I got chest waders clothes money Xbox 360 & a new flat screen


----------



## Guarino113 (Oct 3, 2009)

i got some vent visors for my jeep, a game for the wii and lots of money. and my 9 month old got lots of toys. thats the best part.


----------



## 850PoPo (Oct 28, 2009)

Sounds like you all got some awesome gifts...most of our buying high ticket is reserved for the day after Christmas wife and i were talking last night gonna shop today for a new PC saw a Dell with a 23 inch monitor other day were planning on looking at it today to see if the price has dropped 
Last year we got a 52 Sony TV saved 300 by waiting also new living room furniture that was alot cheaper on the day after Christmas sale will see what we come home with today hope you all have a wonderful New Years


----------



## tacoma_2002 (Jul 16, 2009)

I got an Optima Redtop, some clothes, underarmor junk...thats about it.


----------



## ATPmike (Dec 9, 2009)

I got the trail camera I wanted a HCO Scout Gard and some cash.
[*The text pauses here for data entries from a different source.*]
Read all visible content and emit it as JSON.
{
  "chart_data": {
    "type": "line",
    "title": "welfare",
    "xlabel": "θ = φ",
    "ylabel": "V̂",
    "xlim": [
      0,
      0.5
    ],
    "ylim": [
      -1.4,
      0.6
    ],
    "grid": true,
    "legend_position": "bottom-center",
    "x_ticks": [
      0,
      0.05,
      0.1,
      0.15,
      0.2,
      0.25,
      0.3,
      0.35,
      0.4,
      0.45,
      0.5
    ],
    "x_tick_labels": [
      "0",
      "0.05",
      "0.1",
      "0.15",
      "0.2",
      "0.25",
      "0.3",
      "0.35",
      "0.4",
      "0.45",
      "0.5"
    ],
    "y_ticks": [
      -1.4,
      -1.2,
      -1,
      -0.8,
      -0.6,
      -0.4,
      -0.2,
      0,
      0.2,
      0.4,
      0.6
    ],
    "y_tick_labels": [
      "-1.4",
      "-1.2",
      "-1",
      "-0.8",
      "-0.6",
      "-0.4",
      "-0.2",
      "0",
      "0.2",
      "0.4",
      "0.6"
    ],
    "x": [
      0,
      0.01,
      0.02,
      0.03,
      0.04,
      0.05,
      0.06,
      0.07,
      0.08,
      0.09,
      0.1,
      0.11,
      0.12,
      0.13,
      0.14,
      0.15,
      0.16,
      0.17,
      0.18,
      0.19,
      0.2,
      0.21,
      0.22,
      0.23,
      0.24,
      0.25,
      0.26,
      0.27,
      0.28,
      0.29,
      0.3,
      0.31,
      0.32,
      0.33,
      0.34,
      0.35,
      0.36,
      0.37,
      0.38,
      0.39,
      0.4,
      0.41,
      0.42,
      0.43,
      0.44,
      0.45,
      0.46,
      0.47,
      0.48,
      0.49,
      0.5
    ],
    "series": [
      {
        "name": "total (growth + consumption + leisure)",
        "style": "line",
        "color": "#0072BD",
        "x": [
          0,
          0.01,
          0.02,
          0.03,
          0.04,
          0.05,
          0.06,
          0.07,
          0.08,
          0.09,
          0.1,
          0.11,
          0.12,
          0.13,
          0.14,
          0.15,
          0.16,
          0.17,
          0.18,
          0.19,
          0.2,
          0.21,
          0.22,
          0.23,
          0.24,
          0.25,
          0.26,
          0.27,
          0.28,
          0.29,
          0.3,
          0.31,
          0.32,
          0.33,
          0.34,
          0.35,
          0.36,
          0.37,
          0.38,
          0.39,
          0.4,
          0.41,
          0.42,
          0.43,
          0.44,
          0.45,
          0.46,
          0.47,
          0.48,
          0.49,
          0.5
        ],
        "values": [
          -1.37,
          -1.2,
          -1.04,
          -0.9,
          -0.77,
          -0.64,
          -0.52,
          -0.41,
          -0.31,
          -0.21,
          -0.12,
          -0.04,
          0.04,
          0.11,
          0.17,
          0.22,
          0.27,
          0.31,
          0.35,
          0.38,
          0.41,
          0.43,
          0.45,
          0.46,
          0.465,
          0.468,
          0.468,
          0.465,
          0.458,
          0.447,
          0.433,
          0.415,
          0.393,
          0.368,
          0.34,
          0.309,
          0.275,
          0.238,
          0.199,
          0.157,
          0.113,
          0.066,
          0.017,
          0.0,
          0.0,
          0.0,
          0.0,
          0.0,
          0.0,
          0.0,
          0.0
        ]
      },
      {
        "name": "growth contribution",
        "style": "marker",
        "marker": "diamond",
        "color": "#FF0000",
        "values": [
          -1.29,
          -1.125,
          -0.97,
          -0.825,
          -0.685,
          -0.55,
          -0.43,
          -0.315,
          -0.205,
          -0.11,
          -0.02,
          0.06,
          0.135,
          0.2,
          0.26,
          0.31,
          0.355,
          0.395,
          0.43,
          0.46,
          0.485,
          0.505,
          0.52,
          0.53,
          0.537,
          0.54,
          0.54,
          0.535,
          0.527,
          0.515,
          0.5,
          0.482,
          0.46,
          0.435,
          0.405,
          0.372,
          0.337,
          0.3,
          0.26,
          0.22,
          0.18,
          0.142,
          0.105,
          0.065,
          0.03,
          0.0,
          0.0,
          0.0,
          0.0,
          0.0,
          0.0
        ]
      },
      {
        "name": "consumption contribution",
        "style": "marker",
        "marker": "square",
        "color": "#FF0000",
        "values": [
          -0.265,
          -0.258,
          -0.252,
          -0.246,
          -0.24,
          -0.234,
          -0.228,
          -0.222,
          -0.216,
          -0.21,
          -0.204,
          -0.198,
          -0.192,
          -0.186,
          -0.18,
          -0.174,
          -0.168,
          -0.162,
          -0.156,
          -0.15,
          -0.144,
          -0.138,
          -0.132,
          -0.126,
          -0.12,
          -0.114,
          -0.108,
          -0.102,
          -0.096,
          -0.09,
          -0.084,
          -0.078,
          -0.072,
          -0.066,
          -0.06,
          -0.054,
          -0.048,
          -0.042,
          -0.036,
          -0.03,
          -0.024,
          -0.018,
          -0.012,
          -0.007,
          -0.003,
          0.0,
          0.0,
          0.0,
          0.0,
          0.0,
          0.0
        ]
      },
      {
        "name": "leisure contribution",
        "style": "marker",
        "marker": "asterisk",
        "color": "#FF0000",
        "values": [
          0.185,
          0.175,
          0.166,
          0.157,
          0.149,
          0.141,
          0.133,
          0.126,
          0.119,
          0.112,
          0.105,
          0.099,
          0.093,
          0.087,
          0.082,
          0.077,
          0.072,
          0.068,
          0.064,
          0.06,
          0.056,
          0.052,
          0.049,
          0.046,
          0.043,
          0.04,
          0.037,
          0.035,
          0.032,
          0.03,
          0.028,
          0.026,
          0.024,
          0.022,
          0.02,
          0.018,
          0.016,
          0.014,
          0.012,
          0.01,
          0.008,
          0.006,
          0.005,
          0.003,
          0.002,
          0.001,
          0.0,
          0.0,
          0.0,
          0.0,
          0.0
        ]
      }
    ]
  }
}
Put the cash in the new gun fund.


----------



## 88rxn/a (Mar 2, 2009)

muzzy pro, provantage 52 plow, VDI copperhead (MAYBE), new OEm belt, marron primary spring, KFX700 CVT boot, snorkels....


----------



## GWNBrute (Mar 4, 2009)

It's about the kids for me and may wife, but I got a set of deep impact sockets and a volt meter, with some clothes and a bottle of Gibson's. so it was pretty good.


----------



## Crawfishie!! (Dec 9, 2009)

Got all the mods that are going on my bike....and the lost NEVER ends.....lol


----------



## lilbigtonka (Dec 30, 2008)

i got a ps3 with a few games, new pair of costas, clothes, gift cards, new flashlight, money, and my fourwheeler paid off.....


----------



## 08GreenBrute (Jul 13, 2009)

^^^nice i coming to your house for next years Christmas lol


----------



## 850PoPo (Oct 28, 2009)

DaBrute said:


> 850popo: Nice stove! should keep ya nice and toasty
> 
> walker: ar15....ya lucky . lol Would like to see a vid of you chopping down some stuff with that sucker :AR15firing:
> 
> Wifey thought i could use some Moose hand warmer grips, a NEW BIKE !(for when it's too cold out to ride) see attached pic, and a 10,000,000 candlelight power lamp for uh....signalling my home planet :bigeyes:


 Son got the same here is his line up...


----------



## DjScrimm (Jan 2, 2009)

I got the 5.11 Tactical Flashlight that charges in 90 seconds from me girl... it's pretty sweet.


----------



## 650Brute (Dec 18, 2008)

I got a MIMB Hoodie


----------



## Bruteality (Nov 17, 2009)

well i got a top of the line 7 and i repeat 7 quart crock pot. how bout that? did i mention I don't cook?.


----------



## phreebsd (Dec 16, 2004)

man u can drop a chicken in that thing! spice her up good. pour some water in it, throw the lid on, set it on low and in 12 hours you'll have some good **** chicken!


----------